The National Assembly, controlled by the Ortega regime, reformed article 21 of Law 290, which regulates the Ministry of Finance and Public Credit (MHCP). The change seeks to reduce certain functions in the face of new sanctions against its authorities, and add powers for the approval of tax incentives, according to what they valued CONFIDENTIAL Nicaraguan political analysts and business consultants.
The reform to Law 290of Organization, Competence and Procedures of the Executive Power, which was approved on Wednesday, June 15, “aims to strengthen the powers that correspond to the Ministry of Finance and Public Credit, as well as to streamline its management in the sectoral commissions or incentive boards dedicated to granting benefits or tax incentives”, according to press reports from Parliament.
Treasury with less powers
The lawyer and former Liberal deputy Eliseo Núñez Morales warns that this reform takes away powers from the Treasury and Public Credit regarding its participation in the boards of directors of the decentralized autonomous entities.

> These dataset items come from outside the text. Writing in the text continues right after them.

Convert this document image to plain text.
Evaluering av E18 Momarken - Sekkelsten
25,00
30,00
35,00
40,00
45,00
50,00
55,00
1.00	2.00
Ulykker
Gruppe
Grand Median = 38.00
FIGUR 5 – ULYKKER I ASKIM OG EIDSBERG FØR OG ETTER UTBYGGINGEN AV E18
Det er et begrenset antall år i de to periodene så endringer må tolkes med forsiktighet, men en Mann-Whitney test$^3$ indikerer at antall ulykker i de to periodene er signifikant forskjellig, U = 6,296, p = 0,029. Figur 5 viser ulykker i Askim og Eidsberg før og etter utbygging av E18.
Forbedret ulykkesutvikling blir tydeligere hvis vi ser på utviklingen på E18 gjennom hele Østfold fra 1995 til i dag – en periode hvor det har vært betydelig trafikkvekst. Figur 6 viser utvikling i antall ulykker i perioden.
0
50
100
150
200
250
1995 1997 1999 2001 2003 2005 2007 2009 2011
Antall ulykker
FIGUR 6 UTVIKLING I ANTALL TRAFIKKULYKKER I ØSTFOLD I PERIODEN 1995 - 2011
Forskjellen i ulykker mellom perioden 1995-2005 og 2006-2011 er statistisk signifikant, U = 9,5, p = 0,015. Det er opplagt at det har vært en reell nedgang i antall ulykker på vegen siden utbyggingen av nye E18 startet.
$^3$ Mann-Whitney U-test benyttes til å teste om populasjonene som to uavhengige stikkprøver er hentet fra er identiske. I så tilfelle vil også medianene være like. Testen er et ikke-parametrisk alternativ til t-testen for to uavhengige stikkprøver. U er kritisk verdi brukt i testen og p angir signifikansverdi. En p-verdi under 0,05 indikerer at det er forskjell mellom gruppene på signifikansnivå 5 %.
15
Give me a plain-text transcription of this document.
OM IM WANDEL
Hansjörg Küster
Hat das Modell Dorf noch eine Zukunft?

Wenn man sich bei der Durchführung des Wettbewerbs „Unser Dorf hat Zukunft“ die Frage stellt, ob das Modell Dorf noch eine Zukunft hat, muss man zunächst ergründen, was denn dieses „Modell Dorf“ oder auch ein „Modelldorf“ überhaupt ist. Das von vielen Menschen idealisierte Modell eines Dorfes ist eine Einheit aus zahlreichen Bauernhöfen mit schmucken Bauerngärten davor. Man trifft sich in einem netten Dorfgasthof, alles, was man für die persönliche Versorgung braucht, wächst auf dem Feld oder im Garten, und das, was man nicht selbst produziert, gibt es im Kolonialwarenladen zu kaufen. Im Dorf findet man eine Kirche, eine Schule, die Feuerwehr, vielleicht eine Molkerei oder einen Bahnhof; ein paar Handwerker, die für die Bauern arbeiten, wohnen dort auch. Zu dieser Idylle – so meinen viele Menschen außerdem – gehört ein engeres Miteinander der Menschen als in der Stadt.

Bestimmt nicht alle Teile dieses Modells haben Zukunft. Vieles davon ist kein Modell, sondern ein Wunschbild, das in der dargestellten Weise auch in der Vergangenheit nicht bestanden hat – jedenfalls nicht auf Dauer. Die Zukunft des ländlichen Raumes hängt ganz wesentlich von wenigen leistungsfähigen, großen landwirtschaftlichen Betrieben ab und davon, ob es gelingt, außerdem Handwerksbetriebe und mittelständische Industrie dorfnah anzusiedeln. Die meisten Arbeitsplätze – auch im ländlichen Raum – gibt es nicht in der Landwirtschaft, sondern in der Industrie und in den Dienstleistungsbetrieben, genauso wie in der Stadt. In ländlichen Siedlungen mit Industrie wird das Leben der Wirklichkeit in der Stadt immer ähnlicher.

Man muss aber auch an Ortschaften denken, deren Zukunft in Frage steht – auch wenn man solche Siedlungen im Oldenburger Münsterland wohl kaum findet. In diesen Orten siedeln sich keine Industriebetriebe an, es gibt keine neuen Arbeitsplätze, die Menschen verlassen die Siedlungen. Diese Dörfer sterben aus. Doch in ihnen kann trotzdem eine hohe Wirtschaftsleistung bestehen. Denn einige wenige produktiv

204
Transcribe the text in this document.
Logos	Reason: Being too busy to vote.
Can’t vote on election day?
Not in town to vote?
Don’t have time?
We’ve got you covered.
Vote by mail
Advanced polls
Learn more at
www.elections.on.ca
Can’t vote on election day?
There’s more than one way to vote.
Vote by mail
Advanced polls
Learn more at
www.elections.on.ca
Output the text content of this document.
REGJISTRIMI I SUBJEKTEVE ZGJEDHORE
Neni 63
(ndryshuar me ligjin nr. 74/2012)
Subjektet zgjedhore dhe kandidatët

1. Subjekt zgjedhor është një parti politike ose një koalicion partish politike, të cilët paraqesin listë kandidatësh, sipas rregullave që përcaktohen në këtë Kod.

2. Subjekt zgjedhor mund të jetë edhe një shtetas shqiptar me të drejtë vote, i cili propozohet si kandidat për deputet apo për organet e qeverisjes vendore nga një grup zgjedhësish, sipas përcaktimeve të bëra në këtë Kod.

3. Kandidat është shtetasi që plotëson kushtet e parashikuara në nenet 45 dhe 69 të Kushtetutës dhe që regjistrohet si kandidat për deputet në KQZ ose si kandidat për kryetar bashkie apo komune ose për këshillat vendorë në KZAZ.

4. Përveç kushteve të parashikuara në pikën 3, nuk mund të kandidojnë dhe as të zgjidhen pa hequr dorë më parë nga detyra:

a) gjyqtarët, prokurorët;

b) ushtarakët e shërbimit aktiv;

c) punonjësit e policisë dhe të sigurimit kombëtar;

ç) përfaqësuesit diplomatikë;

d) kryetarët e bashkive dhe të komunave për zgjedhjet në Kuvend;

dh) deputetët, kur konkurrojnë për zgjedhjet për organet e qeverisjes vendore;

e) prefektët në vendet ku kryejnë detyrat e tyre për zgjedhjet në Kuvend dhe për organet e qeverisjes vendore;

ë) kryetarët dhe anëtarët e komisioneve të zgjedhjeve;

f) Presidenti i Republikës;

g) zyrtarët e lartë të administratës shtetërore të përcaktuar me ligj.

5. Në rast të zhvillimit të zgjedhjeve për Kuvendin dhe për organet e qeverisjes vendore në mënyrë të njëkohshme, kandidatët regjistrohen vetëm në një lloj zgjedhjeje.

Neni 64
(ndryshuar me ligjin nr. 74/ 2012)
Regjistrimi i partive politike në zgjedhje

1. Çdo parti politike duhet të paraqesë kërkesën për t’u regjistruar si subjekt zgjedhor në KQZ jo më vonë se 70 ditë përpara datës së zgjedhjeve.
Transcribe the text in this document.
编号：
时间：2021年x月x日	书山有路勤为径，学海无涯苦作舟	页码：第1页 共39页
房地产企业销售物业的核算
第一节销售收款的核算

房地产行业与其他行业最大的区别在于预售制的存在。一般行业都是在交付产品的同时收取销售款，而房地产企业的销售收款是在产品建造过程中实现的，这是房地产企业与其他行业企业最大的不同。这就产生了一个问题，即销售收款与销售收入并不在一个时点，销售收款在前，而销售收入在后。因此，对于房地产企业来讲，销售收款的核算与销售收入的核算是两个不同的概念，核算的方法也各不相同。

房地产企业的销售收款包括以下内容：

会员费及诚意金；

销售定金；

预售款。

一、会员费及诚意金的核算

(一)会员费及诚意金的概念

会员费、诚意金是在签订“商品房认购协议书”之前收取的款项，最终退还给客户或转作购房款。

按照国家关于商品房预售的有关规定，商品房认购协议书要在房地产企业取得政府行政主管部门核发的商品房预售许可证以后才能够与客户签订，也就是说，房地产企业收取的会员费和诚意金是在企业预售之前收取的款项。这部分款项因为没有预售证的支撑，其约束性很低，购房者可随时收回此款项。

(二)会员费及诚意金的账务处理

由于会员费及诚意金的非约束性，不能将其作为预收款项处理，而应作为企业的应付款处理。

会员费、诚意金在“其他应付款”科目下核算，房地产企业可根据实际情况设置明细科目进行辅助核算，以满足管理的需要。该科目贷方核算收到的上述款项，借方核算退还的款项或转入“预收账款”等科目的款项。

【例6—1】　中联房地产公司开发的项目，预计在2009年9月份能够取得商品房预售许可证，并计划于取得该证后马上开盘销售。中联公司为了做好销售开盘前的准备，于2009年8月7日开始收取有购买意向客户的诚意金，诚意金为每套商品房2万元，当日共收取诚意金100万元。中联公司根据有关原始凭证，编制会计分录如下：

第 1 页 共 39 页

“What they took away is striking, and it is that the Minister of Finance had the capacity and functions to represent the boards of directors of decentralized autonomous entities and to sign the agreements, to later be endorsed by the National Assembly. Those two things no longer appear. Yes, there is a reform that obviously removes functions that expose third parties to prevent sanctions from blocking the agreements that the official signs,” explained Núñez Morales.
hit by sanctions
The Treasury and Public Credit is one of the government entities that has undergone the most changes in its functions, as a result of the sanctions imposed by the international community against operators of the Ortega regime due to their violations of civil liberties and human rights abuses.
When Minister Iván Acosta Montalván was sanctioned by the United States, in May 2020, José Adrián Chavarría assumed the position of deputy minister, with the power to “sign the necessary documents for the disbursement of national and foreign funds and those derived from the execution of loan contracts, donations and other mechanisms of international financial cooperation”.
Subsequently, José Adrián Chavarría was also sanctioned by the United States Department of the Treasury and the regime was forced to appoint Bruno Mauricio Gallardo Palaviccine, 76, as Vice Minister of Finance and new “provider” of the finance documents. public of the country.
In addition, on June 17, 2020, Acosta named Gallardo as his alternate “ex officio” in the Military Social Welfare Institute (IPSM), the financial arm of the Nicaraguan Army, where the minister had a seat on the board of directors. The objective of the move was to evade the impact of the sanctions.
New powers of the Treasury
The other change established in the reform is the paragraph j of article 21 of Law 290, referring to the functions of the Treasury and Public Credit, adding new powers.
the paragraph ‘j’ As a result of the reform, it cites: “Coordinate, convene, prepare the content, present the agenda and chair the existing sectoral commissions or incentive boards and those created by the different laws of the Nicaraguan legal system, for the granting of benefits or tax incentives. ”.
A business consultant, who agreed to speak with CONFIDENTIAL On condition of anonymity, he valued that this reform gives the Treasury and Public Credit control of the government sectoral commissions.
“Some ministries have the power to grant tax benefits, such as the Ministry of Economy. I remember that before 2018, we met to grant permits for temporary importation, and to make it possible for companies to temporarily import goods for transformation, as long as they were products for re-export. That was a faculty of the Mific, but what it says here is that all those boards that are in the Mific or Agriculture, go to the Ministry of Finance”, he referred.
The source stressed that this reform would apparently seek to order and control the approval of these incentives to avoid favoritism or other types of negotiations outside of what the regulations establish. “One of the biggest problems that the government has is the high level of corruption, but nobody dares to report it, because whoever reports it can be considered a person who is disturbing public order,” he said.
investigations of CONFIDENTIALpublished this semester, have revealed the complaints of extortion in the General Directorate of Customs (DGA) and the fiscal harassment of the General Directorate of Revenue (DGI).
“managers, entrepreneursThey say that they made them pay bribes, or that they imposed any type of dubious charge, but nobody says anything out of fear, so perhaps they are imposing this change to be able to control that, “he added.
According to Parliament’s press release, Ortega deputy Wálmaro Gutiérrez, president of the Production, Economy and Budget Commission, explained that the reform empowers the Treasury “to direct the sectoral commissions or incentive boards for the granting of benefits or fiscal incentives, among them those granted by the Tourism Institute, Enatrel, the Ministry of Energy and Mines”, among other government portfolios.